In the present case, it made no difference to the right which the public had to use the land that it was made available by the third interested party by virtue of an arrangement it had with the landowner which did not give the authority itself any estate or legal interest in that land. A local authority was empowered to permit such use by virtue of the enactment under which it had acquired its rights for that purpose. Whilst such an arrangement subsisted, the landowner had authorised the local authority to permit the public to use the land for recreational purposes and neither the landowner nor the authority could assert that a member of the public using it for such purposes was a trespasser. Members of the public would not be using the land “as of right” but “by right” for a purpose for which they had been lawfully invited to use it: R (on the application of Lewis) v Redcar and Cleveland Borough Council (No 2) [2010] UKSC 11; [2010] 1 EGLR 153, R (on the application of Beresford) v Sunderland City Council [2003] UKHL 60; [2004] 1 EGLR 94, R (on the application of Newhaven Port & Properties Ltd) v East Sussex County Council [2013] EWCA Civ 276; [2013] 2 EGLR 1 and R (on the application of Barkas) v North Yorkshire County Council [2014] UKSC 31; [2014] PLSCS 158 considered.
It was sufficient that any agreement which the third interested party had was one for the care and management of the land under section 9(b) of the 1906 Act, even if it did not give the third party “control” of it. Further, although the court had not received full argument on the point, there seemed to be no reason why the same should not apply to land held for use as public walks and pleasure grounds under section 164 of the 1875 Act.

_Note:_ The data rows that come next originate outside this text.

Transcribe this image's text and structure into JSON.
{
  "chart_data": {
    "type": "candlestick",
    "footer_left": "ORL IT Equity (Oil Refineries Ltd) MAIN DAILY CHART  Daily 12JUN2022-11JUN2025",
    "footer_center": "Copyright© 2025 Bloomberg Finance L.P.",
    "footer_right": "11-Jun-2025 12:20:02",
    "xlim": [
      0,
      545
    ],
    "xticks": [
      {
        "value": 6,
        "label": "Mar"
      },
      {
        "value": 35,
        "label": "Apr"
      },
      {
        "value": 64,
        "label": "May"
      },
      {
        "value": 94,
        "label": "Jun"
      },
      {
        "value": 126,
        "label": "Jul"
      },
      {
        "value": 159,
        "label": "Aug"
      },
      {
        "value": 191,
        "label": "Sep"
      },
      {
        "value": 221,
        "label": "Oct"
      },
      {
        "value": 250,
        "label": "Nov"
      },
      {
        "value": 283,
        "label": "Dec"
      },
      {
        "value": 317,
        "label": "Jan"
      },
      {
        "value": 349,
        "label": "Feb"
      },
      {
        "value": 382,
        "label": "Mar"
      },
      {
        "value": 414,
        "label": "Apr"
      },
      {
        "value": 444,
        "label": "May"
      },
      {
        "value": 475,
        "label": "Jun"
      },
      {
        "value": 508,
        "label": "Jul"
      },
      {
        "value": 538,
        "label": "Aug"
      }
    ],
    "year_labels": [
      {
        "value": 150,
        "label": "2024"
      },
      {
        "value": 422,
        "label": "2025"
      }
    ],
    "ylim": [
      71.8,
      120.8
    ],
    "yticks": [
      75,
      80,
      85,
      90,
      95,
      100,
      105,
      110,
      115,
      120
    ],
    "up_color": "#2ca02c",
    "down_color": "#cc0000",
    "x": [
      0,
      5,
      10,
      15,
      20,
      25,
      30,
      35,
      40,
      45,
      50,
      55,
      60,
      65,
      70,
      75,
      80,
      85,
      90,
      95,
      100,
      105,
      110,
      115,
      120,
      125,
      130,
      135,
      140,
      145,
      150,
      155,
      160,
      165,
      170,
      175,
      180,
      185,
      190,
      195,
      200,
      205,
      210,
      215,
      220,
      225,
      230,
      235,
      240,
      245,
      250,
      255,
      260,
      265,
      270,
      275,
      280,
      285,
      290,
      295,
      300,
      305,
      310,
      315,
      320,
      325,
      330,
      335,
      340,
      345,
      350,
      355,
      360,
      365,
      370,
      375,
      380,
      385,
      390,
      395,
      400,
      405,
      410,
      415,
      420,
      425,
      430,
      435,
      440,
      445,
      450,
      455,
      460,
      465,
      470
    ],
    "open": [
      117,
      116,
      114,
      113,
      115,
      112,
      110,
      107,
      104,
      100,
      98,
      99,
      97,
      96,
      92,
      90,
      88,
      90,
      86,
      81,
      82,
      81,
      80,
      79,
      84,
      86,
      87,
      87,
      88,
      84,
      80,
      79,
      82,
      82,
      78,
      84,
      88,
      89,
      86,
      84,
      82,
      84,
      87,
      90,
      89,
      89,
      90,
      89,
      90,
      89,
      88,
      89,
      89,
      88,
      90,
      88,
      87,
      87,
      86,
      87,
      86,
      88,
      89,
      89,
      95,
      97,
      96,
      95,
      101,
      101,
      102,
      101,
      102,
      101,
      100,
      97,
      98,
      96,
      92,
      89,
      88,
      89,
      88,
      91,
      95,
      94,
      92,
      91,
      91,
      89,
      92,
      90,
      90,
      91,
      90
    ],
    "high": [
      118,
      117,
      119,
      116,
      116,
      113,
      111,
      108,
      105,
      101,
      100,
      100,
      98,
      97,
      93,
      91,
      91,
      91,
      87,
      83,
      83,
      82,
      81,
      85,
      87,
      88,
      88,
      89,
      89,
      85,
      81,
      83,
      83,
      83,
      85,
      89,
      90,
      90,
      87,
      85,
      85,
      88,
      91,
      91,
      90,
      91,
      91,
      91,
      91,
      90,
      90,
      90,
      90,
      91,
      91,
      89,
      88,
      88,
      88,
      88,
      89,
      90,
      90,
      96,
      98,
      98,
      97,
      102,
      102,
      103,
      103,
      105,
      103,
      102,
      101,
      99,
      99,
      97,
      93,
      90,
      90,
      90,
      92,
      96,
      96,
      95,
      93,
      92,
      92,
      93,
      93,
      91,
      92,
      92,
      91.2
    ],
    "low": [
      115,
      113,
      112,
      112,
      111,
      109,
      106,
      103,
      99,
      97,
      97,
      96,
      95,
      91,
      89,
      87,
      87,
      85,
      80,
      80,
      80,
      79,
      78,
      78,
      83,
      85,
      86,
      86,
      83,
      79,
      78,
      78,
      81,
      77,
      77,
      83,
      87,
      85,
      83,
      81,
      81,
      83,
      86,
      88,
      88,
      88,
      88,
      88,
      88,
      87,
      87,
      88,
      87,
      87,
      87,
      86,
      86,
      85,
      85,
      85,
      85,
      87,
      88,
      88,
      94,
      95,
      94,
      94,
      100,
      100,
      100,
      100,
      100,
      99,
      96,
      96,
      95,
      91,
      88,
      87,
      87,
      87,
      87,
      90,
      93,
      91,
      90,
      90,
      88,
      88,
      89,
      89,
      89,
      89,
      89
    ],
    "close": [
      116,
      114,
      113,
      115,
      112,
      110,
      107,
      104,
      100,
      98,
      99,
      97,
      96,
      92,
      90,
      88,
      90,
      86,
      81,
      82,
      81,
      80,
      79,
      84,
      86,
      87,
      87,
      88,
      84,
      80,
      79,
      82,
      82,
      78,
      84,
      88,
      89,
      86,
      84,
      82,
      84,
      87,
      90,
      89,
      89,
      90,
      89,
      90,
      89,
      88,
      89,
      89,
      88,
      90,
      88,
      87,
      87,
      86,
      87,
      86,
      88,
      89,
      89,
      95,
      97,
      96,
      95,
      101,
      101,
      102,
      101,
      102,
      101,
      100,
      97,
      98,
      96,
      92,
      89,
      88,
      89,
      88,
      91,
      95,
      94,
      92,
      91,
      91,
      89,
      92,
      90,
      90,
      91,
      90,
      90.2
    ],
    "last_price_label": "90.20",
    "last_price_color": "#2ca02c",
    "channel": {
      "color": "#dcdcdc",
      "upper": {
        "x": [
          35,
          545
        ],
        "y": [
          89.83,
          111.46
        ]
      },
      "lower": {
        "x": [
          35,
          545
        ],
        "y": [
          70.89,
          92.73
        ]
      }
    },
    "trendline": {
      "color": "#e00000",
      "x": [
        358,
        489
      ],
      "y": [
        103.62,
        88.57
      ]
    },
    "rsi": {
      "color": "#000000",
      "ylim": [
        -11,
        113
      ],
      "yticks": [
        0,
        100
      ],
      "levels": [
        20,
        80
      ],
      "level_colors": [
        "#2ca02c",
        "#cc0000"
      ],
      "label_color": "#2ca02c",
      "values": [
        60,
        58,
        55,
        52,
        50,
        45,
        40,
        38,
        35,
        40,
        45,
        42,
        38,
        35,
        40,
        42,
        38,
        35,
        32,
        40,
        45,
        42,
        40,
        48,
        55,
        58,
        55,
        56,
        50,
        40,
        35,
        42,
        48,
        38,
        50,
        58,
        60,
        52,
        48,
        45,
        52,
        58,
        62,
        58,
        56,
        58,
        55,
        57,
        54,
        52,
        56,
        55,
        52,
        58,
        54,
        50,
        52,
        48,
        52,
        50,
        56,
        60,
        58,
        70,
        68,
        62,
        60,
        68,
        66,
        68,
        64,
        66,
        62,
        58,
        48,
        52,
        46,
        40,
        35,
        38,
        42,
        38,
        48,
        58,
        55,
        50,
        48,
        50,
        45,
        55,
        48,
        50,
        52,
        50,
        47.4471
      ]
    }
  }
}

(2) A registration authority was entitled to assume that normally the evidence it obtained from the applicant and any objectors in accordance with any relevant regulations would be enough to provide it with sufficient information upon which it might reasonably determine the application made to it. A claimant who contended that an authority should have made further investigations had to show was that the authority had failed to take steps which any reasonable authority would have done in order to obtain the information or evidence without which no reasonable authority could have made the decision it did in the circumstances. In the present case, the claimant had not shown that any reasonable authority would have done so: R v Westminster City Council, ex parte Monahan [1990] 1 QB 87, R (on the application of Katun) v Newham Borough Council [2004] EWCA Civ 55, R (on the application of Badger Trust) v Secretary of State for the Environment Food and Rural Affairs [2012] EWHC 1904 (Admin), R (on the application of Plantagenet Alliance) v Secretary of State for Justice [2014] EWHC 1662 (Admin) considered.
(3) In any event, the defendants were entitled to conclude that the public’s use had not continued throughout the relevant period but had been interrupted. Whether any break in the use made by local inhabitants of land for lawful sports and pastimes was sufficient to interrupt their continuous use of it for that purpose was a matter of judgment for the registration authority which, absent any misdirection, could be impugned only on well known Wednesbury grounds. The claimant had not shown that the inspector had misdirected himself in law. Moreover, the interruption in 1993 did not fall to be disregarded by virtue of section 15(6) of the 2006 Act which was concerned with cases where in which a statutory prohibition on access to the land was imposed on members of the public: Betterment Properties (Weymouth) Ltd v Dorset County Council [2012] EWCA Civ 250; [2012] PLSCS 53; [2012] 2 P&CR 3 considered.
Dr Ashley Bowes (instructed by KSN Solicitors) appeared for the claimant; Alan Evans (instructed by Essex Legal Services) appeared for the defendants.